Nach Ergebnissen der BKV-Erhebung „Sonderbetrachtung Pelletverluste“ aus dem Jahr 2022 kommen bei Kunststoffrecyclern in Deutschland Pelletverluste vor allem in den Prozessbereichen Abfüllung von Rezyklaten in Transportgebinde sowie in der internen Logistik auf dem Betriebsgelände (Be- und Entladebereiche) vor. Welche konkreten, betriebsinternen Maßnahmen gibt es bei der MKV Kunststoffgranulate, um sicherzustellen, dass keine Kunststoffgranulate in die Umwelt eingetragen werden? Welche sind aus Ihrer Sicht die effektivsten?
Die MKV ist bestrebt, die Verluste von Granulaten bei der Vermahlung und der internen Logistik sowie der Herstellung möglichst gering zu halten. Da die Vermahlung und die Granulierung in Hallen ohne Abwasserbereich erfolgt, kann es hier nicht zu Einträgen in Gewässer kommen. Die Mitarbeiter sind zudem geschult, die Arbeitsbereiche sauber zu halten, was auch über das bei MKV auditierte Umweltmanagement nach DIN/EN/ISO 14001 abgebildet ist..
Laut einer Studie aus Schottland, bei der an einer Recyclinganlage Mikroplastikkonzentrationen im Waschwasser gemessen wurden, soll auch im Recyclingprozess – vor allem bei der Zerkleinerung der Kunststoffabfälle – Mikroplastik entstehen, das in die Umwelt entweichen kann.
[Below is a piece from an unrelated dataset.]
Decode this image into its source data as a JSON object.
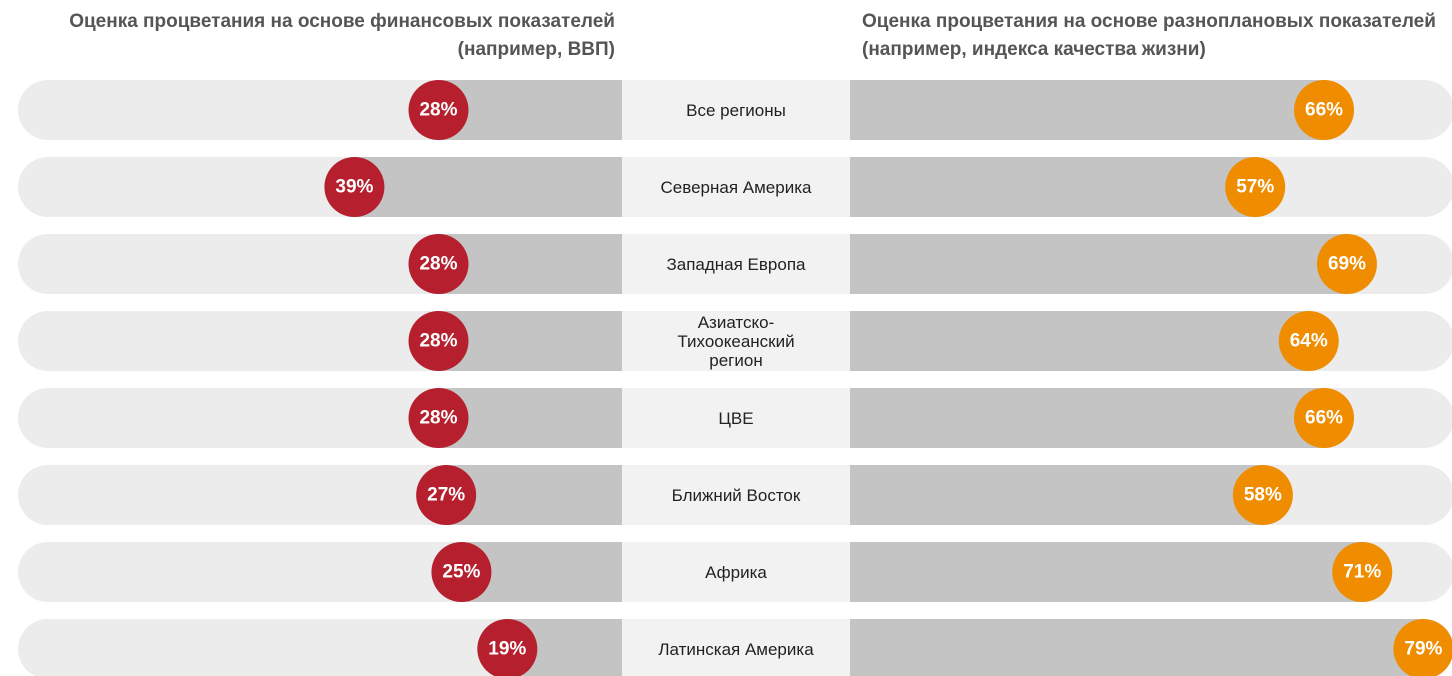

Wo ist aus Ihrer Sicht der dringendste Handlungsbedarf in der Branche und welche Empfehlungen haben Sie für die Kunststoffrecycler und -compoundierer?
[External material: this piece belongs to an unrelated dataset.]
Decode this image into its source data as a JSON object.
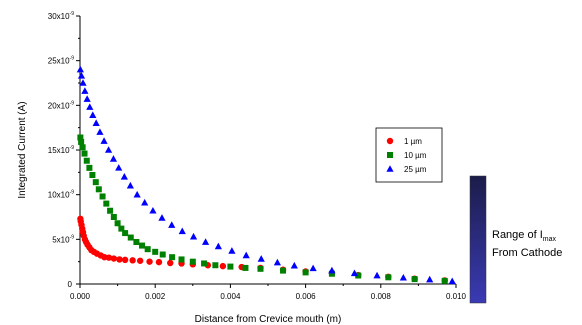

Das Thema „Mikroplastik im Waschwasser“ kann ich nur als Vorsitzender der Compoundierer und Recycler im Fachverband TecPart kommentieren. Wie bereits erwähnt, verwendet MKV kein Waschwasser. Aber auch die Betriebe, die eine Waschanlage betreiben, unterliegen in Deutschland den gesetzlichen Anforderungen einer BImSch-Genehmigung und damit klaren Vorgaben für die Abwasserbehandlung. Jedes Recycling beginnt mit einer Vorbehandlung der Abfälle, was meistens über eine Zerkleinerung stattfindet. Der Handlungsbedarf der Recycler besteht darin, die Arbeitsbereiche möglichst sauber zu halten und darauf zu achten, dass beim Transport keine Beschädigungen der Gebinde vorkommen, aus denen Mahlgut oder Granulat austreten könnte. Wichtig ist, dass sowohl die angelieferten Abfallfraktionen als auch die Materialien, mit denen in Recyclinganlagen umgegangen wird, sorgfältig gehandhabt werden und keine Bestandteile in die Umwelt gelangen.
Herr Zies, vielen Dank für das Interview!